"The market can remain irrational longer than you can remain liquid"

There will be a great opportunity to buy and hold but doing it too soon will kill you. We're at the part of the business cycle we should be seeing a proper bear market... The only thing that's surprising is how long this cycle lasted.
 
We'll need to see if we end up getting into a bear market. Right now, we just have confirm of a correction.
Thats my point exactly. Too many metrics out there right now argue against the bear. By definition, I guess we're there. But what's in a term? Semantics really.

Trade what you see day to day. For sure. Take profits when you have them. We trade.

But at what PE do companies like CRM, ORCL, or LULU, become a buy in a "bear market"? Thats when you have to look at the PEG ratio I guess. If forward earnings are going to contract, then the PE at which a company becomes attractive moves lower. Thats what happens in a recession.
But are we there? Are we even close? I can look around and say the answer is no. We are far from a recession. And who has a crystal ball that says we are heading for one?

Overvalued tech brought this market down. Indexes will re-balance and slog their way back up. Until a recession hits. For now, I think this is just a reasonable pullback as common sense has set in. Companies trading at 15X sales with no positive FCF have no business trading at the levels they have been. They got dumped. Companies like NVDA got chopped in half. As well it should have been. Its a chip stock. Examples like this abound in the last 4 weeks. Water is seeking its rightful level.

We need way more confirmation than just this recent pullback to declare an official bear imo.
 
Nasdaq and Russell are already in Bear territory. S&P a couple % away.
And no trader I know cares what the DOW is doing.
But the DOW is what the MSM pumps out nightly. It sets the tone for all those that know nothing and are worried about their 401K's. The ones that call their FP's and say "I want out". Forcing more liquidations.
 
Almost everyon loses in bear markets except those that are in cash and might have missed the previous bull market.
When stocks fall hard, most cost average down only to get hit even harder with losses, its a natural reaction to falling stocks: “ my stock was at $200 and now its $135, valuation is ridiculously cheap”. Then bamm, the market falls again and margin calls and general fear cause more selling. You also have those that are still in the green in stocks such as MSFT and BA who will sell just to preserve gains. No matter how compelling a valuation is, bear markets bring everything down. There is a point will you have to start nibbling though , no one never knows where the bottom is. Thats the hard question, where to start nibbling. The higher stocks go, the further they can fall. The dow went to 27000, a 30% decline brings it down to 18900, which isnt a stretch in a bear market.
18000 just erases 2 years of gains and erases the Trump rally which brings the dow to 18000.
The nasdaq can retest the year 2000 highs of 5500 area.
Bear markets always bring stocks to “ unimaginable lows”..

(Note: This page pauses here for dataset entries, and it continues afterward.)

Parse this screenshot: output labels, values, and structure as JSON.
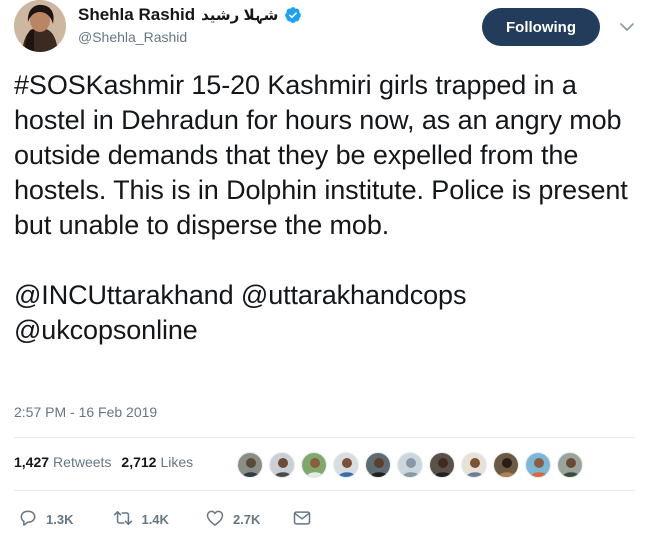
{
  "author": {
    "display_name": "Shehla Rashid",
    "urdu_name": "شہلا رشید",
    "handle": "@Shehla_Rashid",
    "verified": true,
    "verified_icon": "verified-badge-icon"
  },
  "follow_button": {
    "label": "Following"
  },
  "menu": {
    "icon": "chevron-down-icon"
  },
  "tweet": {
    "paragraph1": "#SOSKashmir 15-20 Kashmiri girls trapped in a hostel in Dehradun for hours now, as an angry mob outside demands that they be expelled from the hostels. This is in Dolphin institute. Police is present but unable to disperse the mob.",
    "paragraph2": "@INCUttarakhand @uttarakhandcops @ukcopsonline"
  },
  "timestamp": "2:57 PM - 16 Feb 2019",
  "stats": {
    "retweets_count": "1,427",
    "retweets_label": "Retweets",
    "likes_count": "2,712",
    "likes_label": "Likes"
  },
  "actions": {
    "reply_count": "1.3K",
    "retweet_count": "1.4K",
    "like_count": "2.7K",
    "reply_icon": "reply-icon",
    "retweet_icon": "retweet-icon",
    "like_icon": "heart-icon",
    "dm_icon": "envelope-icon"
  },
  "colors": {
    "follow_bg": "#233c5c",
    "verified_blue": "#1da1f2",
    "muted_text": "#657786",
    "divider": "#e6ecf0"
  }
}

Good summary of bear market psychology. It's for this exact reason why I generally scoff at the notion that people will go "all in" when it pulls back to some magical number. The problem with that sort of thinking is that the "fundamentals" and economic landscape deteriorate so much in the interim. It sounds great to think of buying the S&P another 20-30% lower, but once prices get there it's a full on liquidity rout.
 
Hold on Vanzandt, hold on, just hold on a little bit longer

Not me brother. I flatten out daily. Pretty rare for me to hold anything overnight.
I'm addressing the fact that many people are contemplating going all cash in their retirement funds.
That seems to be the mantra this week. If that gains steam, which it probably will as I think this week will see continued downward pressure, its like a snowball effect.
Thing is though... is it all for not? A fools-bear. Thats what I'm wondering.
 
But the DOW is what the MSM pumps out nightly. It sets the tone for all those that know nothing and are worried about their 401K's. The ones that call their FP's and say "I want out". Forcing more liquidations.
Good point. Very true.
 
For those that have traded a long time the market conditions we are having is a true traders paradise, a return to the norm -volatility. Disciplined traders that major in majors, not minors - like trying to make a few lousy ticks or points every trade or day have incredible opportunities to make large profits both from the short & long side.

Call it what ever you want to - it sure is an object in motion & that's what us traders desire, we have been incredibly lucky to not have a flat market for a very long time, which is the kiss of death to traders.

As usual the big headlines ripe with delusional thinking are seen at the big tops. Trumps Tweet sure alarmed the more veteran fund managers & traders - this was the big billboard shouting "short here". Not to mention the market ignoring raising interest rates & a trade war which always sends the markets plunging.